East of Eden LIII -- chpt53: LOVE&TIMSHEL

Lee is quite the little homemaker.  His awaiting Abra reminds me a lot of my mother awaiting the return home of a loved one after a long time away, only Lee, quite unlike my mother, receives for the first time in his life a display of affection.  And "awaiting" is such a passive word.  My mom and Lee are anything but passive (speaking physically, at least; Lee's moral passivity still bothers me sometimes).

As Adam is progressively sickening, Lee's love radiates further and absorbs all his employer's ills, and Lee advances from his position of helpmeet (already an advancement from hired servant) to caregiver.  Why does he do it?  You might say that he does do it and doesn't do it because it's his job.  It is no longer because of his status as family employee that he tends Adam, the boys, and, as much as he is able, Abra, but because it is his job as a loved one--as a member of the family.  I believe that in this chapter, Lee has truly realized his ambition to have this family as his own.

Need additional evidence, watch how Lee speaks with Cal.  Watch how he observes Cal, Adam, Aron, and Abra.  There is so much tenderness and love in this man.  And though he might prefer it otherwise, he is utterly incapable of solving this family's troubles.  Not because he is not the father--the blood father.  Not because he is only the servant.  But because he is only a man.  I think this is a fascinating point, especially as I participate--as tenderly, lovingly, and attentively as I can--in my own family.  I can't solve my family's troubles, though I crave that ability.  This is the very definition of impotence; while in the context of this book and, I believe, in the context of real life, there is only One with any power--potency--at all.  What we can do--Lee, my wife and me together, Adam, Cal, my kids, whoever--is work with the situations we've got--to choose to do so--and choose to work on them together.  So we do have some power--some very limited (though not at all limiting, as this power has the thrust to elevate us into eternity) power--and that is in the choosing.

Think about it: How often can you hurdle a problem, once that problem's arisen?  How often do you have to slog through its mire?

Of course, there is a measure of difficulties we can avoid by simply making the correct anticipatory choices.  That's timshel.  What else is timshel is that very choosing that I mentioned just sentences ago to deal with your lot lovingly, tenderly, attentively.

Like Lee.  Like Cal and Abra.  Like me, hopefully, and my wife.  And we can only pray that those Arons and Adams out there might do the same--that and do all we can to teach and show and love.


  1. This is an awesome, beautiful post.

    The part about, "only being a man," kind of reminds me of part of why I want to be a pastor.
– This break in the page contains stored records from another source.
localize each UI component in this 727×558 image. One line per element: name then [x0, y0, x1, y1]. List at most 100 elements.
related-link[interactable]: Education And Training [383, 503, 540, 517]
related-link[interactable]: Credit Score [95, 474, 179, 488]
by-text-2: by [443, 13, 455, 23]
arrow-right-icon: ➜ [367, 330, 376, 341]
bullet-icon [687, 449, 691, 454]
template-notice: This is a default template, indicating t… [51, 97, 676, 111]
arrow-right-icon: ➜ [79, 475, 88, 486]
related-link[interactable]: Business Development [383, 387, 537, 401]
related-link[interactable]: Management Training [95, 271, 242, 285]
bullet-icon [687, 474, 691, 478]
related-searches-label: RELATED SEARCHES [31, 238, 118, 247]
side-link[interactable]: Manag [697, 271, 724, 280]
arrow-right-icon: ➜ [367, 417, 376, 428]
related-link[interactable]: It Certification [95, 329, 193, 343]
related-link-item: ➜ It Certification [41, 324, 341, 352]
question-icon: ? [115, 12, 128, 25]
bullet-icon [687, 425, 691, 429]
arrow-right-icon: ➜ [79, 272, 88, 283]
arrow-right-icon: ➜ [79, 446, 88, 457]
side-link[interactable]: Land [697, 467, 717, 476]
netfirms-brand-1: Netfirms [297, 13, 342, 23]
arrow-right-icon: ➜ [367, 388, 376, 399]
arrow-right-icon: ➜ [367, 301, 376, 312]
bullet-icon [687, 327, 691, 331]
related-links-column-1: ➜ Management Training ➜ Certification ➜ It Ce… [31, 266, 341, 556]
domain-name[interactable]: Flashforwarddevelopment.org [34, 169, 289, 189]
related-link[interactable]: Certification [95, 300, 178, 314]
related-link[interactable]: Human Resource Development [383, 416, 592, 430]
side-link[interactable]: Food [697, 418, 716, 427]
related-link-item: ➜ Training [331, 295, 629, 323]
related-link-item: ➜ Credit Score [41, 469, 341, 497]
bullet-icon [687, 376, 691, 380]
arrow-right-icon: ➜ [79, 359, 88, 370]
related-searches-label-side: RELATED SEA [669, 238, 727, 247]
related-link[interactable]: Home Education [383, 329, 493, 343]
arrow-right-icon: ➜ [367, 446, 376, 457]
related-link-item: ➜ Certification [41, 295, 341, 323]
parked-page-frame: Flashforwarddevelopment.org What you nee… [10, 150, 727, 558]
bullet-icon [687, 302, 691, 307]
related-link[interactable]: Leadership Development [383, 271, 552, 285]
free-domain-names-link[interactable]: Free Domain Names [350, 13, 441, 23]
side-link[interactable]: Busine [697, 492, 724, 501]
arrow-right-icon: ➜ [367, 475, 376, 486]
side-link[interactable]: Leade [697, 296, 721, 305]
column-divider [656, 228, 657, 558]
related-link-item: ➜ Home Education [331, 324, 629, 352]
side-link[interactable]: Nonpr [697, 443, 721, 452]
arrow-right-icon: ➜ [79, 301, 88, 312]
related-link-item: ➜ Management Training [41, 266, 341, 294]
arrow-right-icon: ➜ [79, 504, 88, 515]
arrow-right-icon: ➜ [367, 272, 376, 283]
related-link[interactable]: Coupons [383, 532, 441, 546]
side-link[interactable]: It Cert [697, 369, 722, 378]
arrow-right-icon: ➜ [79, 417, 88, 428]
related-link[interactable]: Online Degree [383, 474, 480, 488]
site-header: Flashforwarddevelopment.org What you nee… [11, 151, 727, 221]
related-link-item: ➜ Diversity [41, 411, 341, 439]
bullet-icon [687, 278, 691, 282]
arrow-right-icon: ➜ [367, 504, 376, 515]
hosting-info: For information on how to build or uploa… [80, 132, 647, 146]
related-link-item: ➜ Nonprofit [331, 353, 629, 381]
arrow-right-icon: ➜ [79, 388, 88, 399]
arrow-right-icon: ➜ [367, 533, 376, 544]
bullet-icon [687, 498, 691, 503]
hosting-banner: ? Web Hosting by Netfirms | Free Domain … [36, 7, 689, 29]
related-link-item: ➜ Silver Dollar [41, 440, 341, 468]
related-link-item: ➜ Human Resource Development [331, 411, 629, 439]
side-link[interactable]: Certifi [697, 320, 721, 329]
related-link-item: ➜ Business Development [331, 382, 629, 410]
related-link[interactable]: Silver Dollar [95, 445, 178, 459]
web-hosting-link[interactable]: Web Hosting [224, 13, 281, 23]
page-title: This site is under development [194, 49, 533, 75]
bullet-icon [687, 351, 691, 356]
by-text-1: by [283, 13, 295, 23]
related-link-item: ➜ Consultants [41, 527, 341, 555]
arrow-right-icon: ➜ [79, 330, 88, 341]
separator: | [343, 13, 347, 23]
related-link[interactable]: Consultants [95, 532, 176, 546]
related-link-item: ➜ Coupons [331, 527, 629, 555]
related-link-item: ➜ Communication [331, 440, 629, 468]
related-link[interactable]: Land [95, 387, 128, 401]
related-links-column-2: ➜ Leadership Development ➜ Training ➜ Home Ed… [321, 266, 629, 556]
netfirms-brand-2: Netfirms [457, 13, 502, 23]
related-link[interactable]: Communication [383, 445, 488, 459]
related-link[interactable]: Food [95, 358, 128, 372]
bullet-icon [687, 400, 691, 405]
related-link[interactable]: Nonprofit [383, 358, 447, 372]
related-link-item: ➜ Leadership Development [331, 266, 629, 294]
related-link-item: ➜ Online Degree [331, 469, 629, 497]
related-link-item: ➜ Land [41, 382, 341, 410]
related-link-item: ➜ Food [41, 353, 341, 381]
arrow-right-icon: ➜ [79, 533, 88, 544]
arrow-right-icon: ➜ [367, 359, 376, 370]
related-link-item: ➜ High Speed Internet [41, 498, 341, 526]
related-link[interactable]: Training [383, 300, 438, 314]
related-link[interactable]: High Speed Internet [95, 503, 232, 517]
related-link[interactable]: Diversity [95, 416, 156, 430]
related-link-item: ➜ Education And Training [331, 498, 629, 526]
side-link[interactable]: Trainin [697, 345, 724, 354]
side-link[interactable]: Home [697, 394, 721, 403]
A couple years ago, I did an internship with my pastor, and we would visit people, some of whom knew they were dying, and some who were just elderly and alone. The point is, though, even though we couldn't change their condition, you could tell that they really valued the presence of those there. I think too often we might pray that people get better against all odds when sometimes the best thing that can happen in a difficult situation is just to make sure that they feel our love--and God's love--in the remaining time that they have.

  2. I think it's the communication of love that manages the healing--or at least the healing that counts.